Zelfs met meer geld dat voor de zorg beschikbaar moet komen, zijn de arbeidstekorten in de sector nog niet opgelost. Anno 2022 werken één of op de zes werknemers in Nederland in de zorg. Als de huidige trend zich doorzet, zou dit betekenen dat één op de vier werknemers in de zorg zou moeten werken. Aangezien dat niet haalbaar is, zal de krapte op de arbeidsmarkt en de betaalbaarheid van de zorg opgevangen moeten worden met de nodige hervormingen. Daarbij zal het steeds belangrijker worden om passende zorg te realiseren waarbij regionale en lokale samenwerking nodig is, alsmede samenwerking met arbeidsmarktregio’s. In regioplannen opgesteld door regionale partijen kan dan gedefinieerd worden hoe de diverse partijen met elkaar samenwerken. Daarbij spreken overheid en zorgpartijen dan met elkaar af hierbij verder te kijken dan het eigen belang.

Preventie en digitalisering
Aangezien voorkomen nog altijd beter is dan genezen, is in het IZA ook aandacht voor preventie. Van belang is dat een gezonde leefstijl onderdeel moeten gaan uitmaken van ons dagelijks leven. De ondersteuning daarbij komt allereerst vanuit het publieke of sociale domein. Preventie die betaald wordt uit de Zorgverzekeringswet wordt vooral ingezet bij zieke mensen of mensen met een verhoogd risico op ziekte.

Om de doelen in het IZA te halen zal elektronische uitwisseling van gegevens een belangrijke rol spelen.

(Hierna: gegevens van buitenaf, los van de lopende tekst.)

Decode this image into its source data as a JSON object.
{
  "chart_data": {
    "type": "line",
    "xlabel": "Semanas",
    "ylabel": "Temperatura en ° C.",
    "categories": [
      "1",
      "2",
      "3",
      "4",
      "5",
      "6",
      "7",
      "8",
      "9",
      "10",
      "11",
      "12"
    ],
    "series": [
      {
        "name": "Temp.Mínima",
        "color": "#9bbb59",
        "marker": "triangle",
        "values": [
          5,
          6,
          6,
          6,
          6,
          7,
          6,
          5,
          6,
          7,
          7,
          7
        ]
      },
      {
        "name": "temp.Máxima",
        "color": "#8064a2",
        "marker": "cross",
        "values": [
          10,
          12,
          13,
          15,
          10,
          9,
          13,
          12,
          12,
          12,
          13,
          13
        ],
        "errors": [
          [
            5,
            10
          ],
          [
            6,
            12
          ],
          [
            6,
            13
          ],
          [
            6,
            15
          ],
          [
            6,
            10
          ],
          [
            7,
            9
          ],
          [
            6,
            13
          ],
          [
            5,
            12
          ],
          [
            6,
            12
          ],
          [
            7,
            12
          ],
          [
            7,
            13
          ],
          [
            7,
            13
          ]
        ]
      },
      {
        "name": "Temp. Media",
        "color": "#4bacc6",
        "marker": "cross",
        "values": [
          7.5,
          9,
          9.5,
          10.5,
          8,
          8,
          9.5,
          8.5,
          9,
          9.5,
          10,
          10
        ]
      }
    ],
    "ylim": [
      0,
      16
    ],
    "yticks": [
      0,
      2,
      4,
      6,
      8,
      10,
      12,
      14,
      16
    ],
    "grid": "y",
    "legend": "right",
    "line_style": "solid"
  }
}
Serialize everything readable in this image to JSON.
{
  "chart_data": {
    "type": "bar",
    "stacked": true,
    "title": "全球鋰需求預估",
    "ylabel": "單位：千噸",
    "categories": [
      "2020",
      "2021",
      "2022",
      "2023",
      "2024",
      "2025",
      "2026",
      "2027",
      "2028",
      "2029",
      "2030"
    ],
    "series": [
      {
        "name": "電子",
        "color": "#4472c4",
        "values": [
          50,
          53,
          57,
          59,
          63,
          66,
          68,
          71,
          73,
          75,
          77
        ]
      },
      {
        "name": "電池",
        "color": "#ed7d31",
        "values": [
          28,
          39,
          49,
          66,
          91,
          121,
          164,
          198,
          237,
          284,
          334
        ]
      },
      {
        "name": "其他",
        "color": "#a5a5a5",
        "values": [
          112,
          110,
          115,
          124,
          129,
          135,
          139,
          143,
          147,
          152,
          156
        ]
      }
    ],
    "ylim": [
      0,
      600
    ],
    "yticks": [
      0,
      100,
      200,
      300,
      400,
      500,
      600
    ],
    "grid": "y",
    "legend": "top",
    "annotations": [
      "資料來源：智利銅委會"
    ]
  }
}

Niet alleen voor zorginstellingen maar ook ten behoeve van de Nederlandse burger die in 2025 digitaal toegang moet krijgen tot de eigen zorggegevens. Het ministerie van Volksgezondheid, Welzijn en Sport heeft in een toelichting op de totstandkoming van de IZA aangegeven daarbij oog te houden voor het belang van privacy en gegevensbescherming.

Onder passende zorg zal steeds vaker worden verstaan dat zorg in een hybride vorm wordt geboden. Een mix van digitaal en fysiek. Dit met als uitgangspunten: zelf als het kan, thuis als het kan en digitaal als het kan. 

Ondertekenaars IZA
De intenties van het Integraal Zorgakkoord (IZA) zijn ondertekend door: ActiZ, De Nederlandse GGZ, Federatie Medisch Specialisten, InEen, Nederlandse Federatie van Universitaire medische centra, Nederlandse Vereniging van Ziekenhuizen, Patiëntenfederatie Nederland, Vereniging van Nederlandse Gemeenten, Verzorgenden en Verpleegkundigen Nederland, Zelfstandige Klinieken Nederland, Zorgthuisnl, Zorgverzekeraars Nederland en het ministerie van VWS. Daarnaast zijn Zorginstituut Nederland en de Nederlandse Zorgautoriteit nauw betrokken geweest bij de totstandkoming van het akkoord. Tot nu toe hebben de LHV (huisartsen) en Mind (koepel cliënten- en familieorganisaties in de ggz) niet ondertekend.